Cette idée est brillamment illustrée dans l’iconographie orthodoxe, notamment dans le type iconographique connu sous le nom de « communion des apôtres ». Sur les icônes de ce type, Jésus Christ donne son Corps et Son Sang aux disciples, parmi lesquels on note la présence de saint Paul, qui n’a pas participé à la Sainte Cène historique. Sa présence sur l’icône témoigne du caractère symbolique de la composition. Ce n’est pas la Sainte Cène, qui est représentée, c’est l’Eucharistie, à laquelle participe le corps tout entier de l’Église.
L’Église orthodoxe croit fermement que la Divine liturgie est un service divin allant au-delà des limites de l’espace et du temps. Elle unit le Royaume céleste au royaume terrestre, les vivants aux morts, les anges aux hommes, les saints aux pécheurs.

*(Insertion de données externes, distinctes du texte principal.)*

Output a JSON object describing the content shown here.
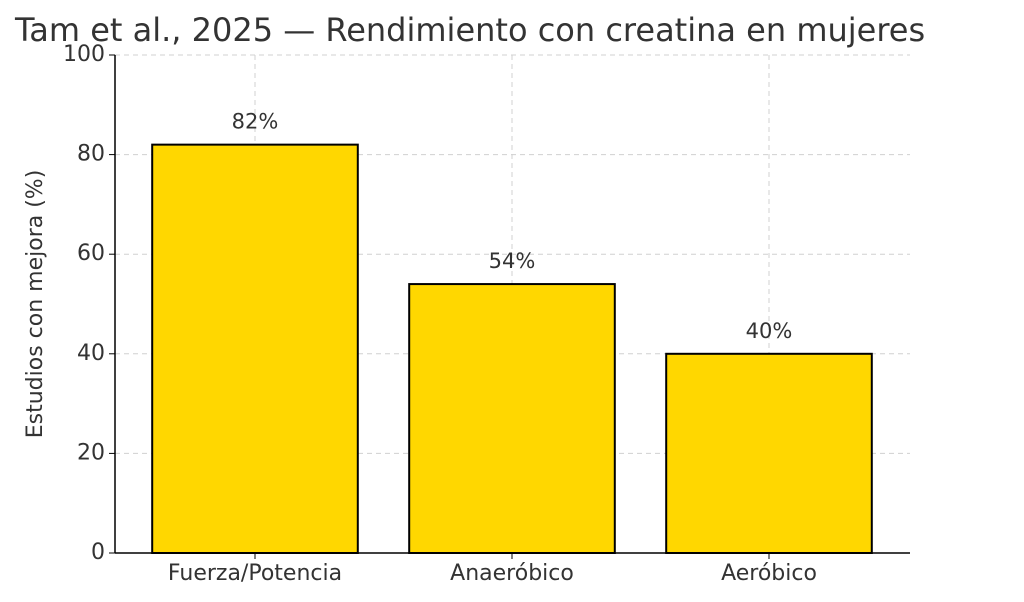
{
  "chart_data": {
    "type": "bar",
    "title": "Tam et al., 2025 — Rendimiento con creatina en mujeres",
    "y_label": "Estudios con mejora (%)",
    "categories": [
      "Fuerza/Potencia",
      "Anaeróbico",
      "Aeróbico"
    ],
    "values": [
      82,
      54,
      40
    ],
    "value_labels": [
      "82%",
      "54%",
      "40%"
    ],
    "color": "#FFD700",
    "edgecolor": "#000000",
    "ylim": [
      0,
      100
    ],
    "yticks": [
      0,
      20,
      40,
      60,
      80,
      100
    ],
    "grid": true
  }
}
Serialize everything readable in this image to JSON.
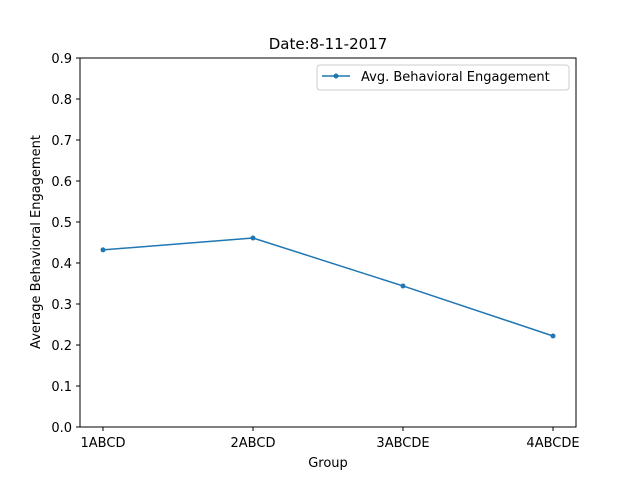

Beaucoup d’entre vous, je présume, ont visité des églises byzantines anciennes, dont les murs sont décorés de fresques ou de mosaïques ; vous aurez remarqué que les saints y sont souvent représentés en rangs, placés l’un au-dessus de l’autre : les prophètes sont placés dans la rangée supérieure, puis vient la rangée des apôtres, un peu plus bas celle des martyrs, puis les saints hiérarques et les saints moines. Aucun personnage n’est représenté sur la rangée inférieure, que les croyants présents dans l’église sont appelés à occuper, c’est-à-dire les paroissiens qui, avec les saints, communient au mystère céleste de la Sainte Eucharistie.
Sortant du sanctuaire avec l’encensoir, le prêtre encense d’abord les icônes des saints, puis les paroissiens, s’inclinant devant eux de la même façon qu’il s’incline devant les saints. Il montre par là que pour lui, pour l’Église et pour le Christ, les chrétiens sont aussi importants que les saints qui partagent déjà la gloire céleste du Christ.

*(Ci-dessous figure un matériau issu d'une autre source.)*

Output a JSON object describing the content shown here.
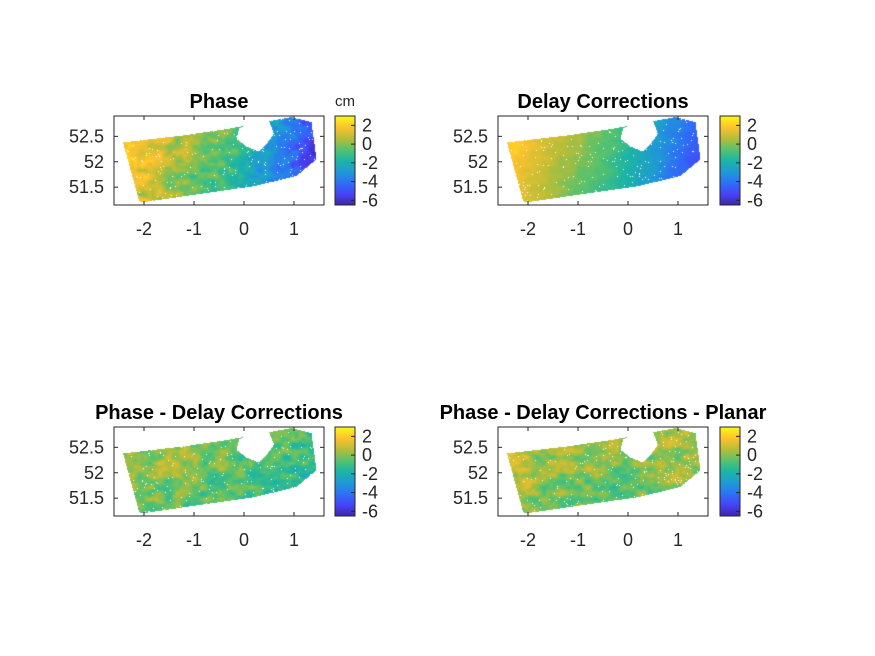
{
  "colorbar_unit": "cm",
  "colors": {
    "colormap": [
      "#3e26a8",
      "#4743f8",
      "#2c72f5",
      "#1e9bd3",
      "#1cb5a4",
      "#58c26c",
      "#b9bd37",
      "#fcc22e",
      "#f9fb15"
    ],
    "axis": "#262626",
    "mask": "#ffffff"
  },
  "chart_data": [
    {
      "type": "heatmap",
      "title": "Phase",
      "xlim": [
        -2.6,
        1.6
      ],
      "ylim": [
        51.15,
        52.9
      ],
      "xticks": [
        "-2",
        "-1",
        "0",
        "1"
      ],
      "yticks": [
        "51.5",
        "52",
        "52.5"
      ],
      "clim": [
        -6.5,
        3
      ],
      "colorbar_ticks": [
        "2",
        "0",
        "-2",
        "-4",
        "-6"
      ],
      "colorbar_label": "cm",
      "field": {
        "description_values": "west-east gradient",
        "west_cm": 2.0,
        "center_cm": -1.0,
        "east_cm": -5.5,
        "noise_cm": 0.8
      }
    },
    {
      "type": "heatmap",
      "title": "Delay Corrections",
      "xlim": [
        -2.6,
        1.6
      ],
      "ylim": [
        51.15,
        52.9
      ],
      "xticks": [
        "-2",
        "-1",
        "0",
        "1"
      ],
      "yticks": [
        "51.5",
        "52",
        "52.5"
      ],
      "clim": [
        -6.5,
        3
      ],
      "colorbar_ticks": [
        "2",
        "0",
        "-2",
        "-4",
        "-6"
      ],
      "colorbar_label": "",
      "field": {
        "west_cm": 2.0,
        "center_cm": -1.0,
        "east_cm": -5.0,
        "noise_cm": 0.25
      }
    },
    {
      "type": "heatmap",
      "title": "Phase - Delay Corrections",
      "xlim": [
        -2.6,
        1.6
      ],
      "ylim": [
        51.15,
        52.9
      ],
      "xticks": [
        "-2",
        "-1",
        "0",
        "1"
      ],
      "yticks": [
        "51.5",
        "52",
        "52.5"
      ],
      "clim": [
        -6.5,
        3
      ],
      "colorbar_ticks": [
        "2",
        "0",
        "-2",
        "-4",
        "-6"
      ],
      "colorbar_label": "",
      "field": {
        "west_cm": 0.3,
        "center_cm": -0.5,
        "east_cm": -1.5,
        "noise_cm": 0.9
      }
    },
    {
      "type": "heatmap",
      "title": "Phase - Delay Corrections - Planar",
      "xlim": [
        -2.6,
        1.6
      ],
      "ylim": [
        51.15,
        52.9
      ],
      "xticks": [
        "-2",
        "-1",
        "0",
        "1"
      ],
      "yticks": [
        "51.5",
        "52",
        "52.5"
      ],
      "clim": [
        -6.5,
        3
      ],
      "colorbar_ticks": [
        "2",
        "0",
        "-2",
        "-4",
        "-6"
      ],
      "colorbar_label": "",
      "field": {
        "west_cm": 0.5,
        "center_cm": -0.3,
        "east_cm": 0.2,
        "noise_cm": 0.9
      }
    }
  ]
}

Les saints ont déjà atteint leur but, tandis que nous sommes encore en route. Or, il est impossible de parcourir le chemin menant au salut sans l’Eucharistie. Hors de l’Église, point de salut, catholiques et orthodoxes en sont convaincus, même si nous localisons différemment l’Église. On ne peut imaginer l’Église sans l’Eucharistie, c’est pourquoi, en théologie, les notions d’Église, d’Eucharistie et de salut sont inséparables.
Parlant du salut, les pères grecs emploient souvent le terme de theosis (littéralement « divinisation »). La divinisation n’est pas tant une délivrance de quelque chose, que ce soit du diable, du péché ou de l’enfer, que la pleine union à Dieu, par laquelle l’homme acquiert des qualités divines.
Nous confessons que Jésus Christ possède pleinement la nature divine et la nature humaine. Il n’est pas à moitié homme et à moitié Dieu : Il est pleinement homme, et pleinement Dieu. Pour décrire cette réalité, les pères grecs recourent à la notion de perichoresis (littéralement « compénétration »), signifiant par là que la nature humaine du Christ est entièrement divinisée, tandis que Sa nature divine est, pour ainsi dire, « humanisée ». Ayant assumé la nature humaine, le Dieu incarné l’a sanctifiée. Mystérieusement, Sa nature divine est intimement liée à Sa nature humaine. Ressuscité des morts et monté des cieux, Il n’a pas laissé Son corps sur la terre, comme un serpent abandonne sa vieille peau. Au contraire, Il est monté vers Sa gloire céleste avec Son corps humain, emmenant avec lui au ciel toute l’humanité. Cette idée divine est exprimée dans les chants de la liturgie orthodoxe de l’Ascension.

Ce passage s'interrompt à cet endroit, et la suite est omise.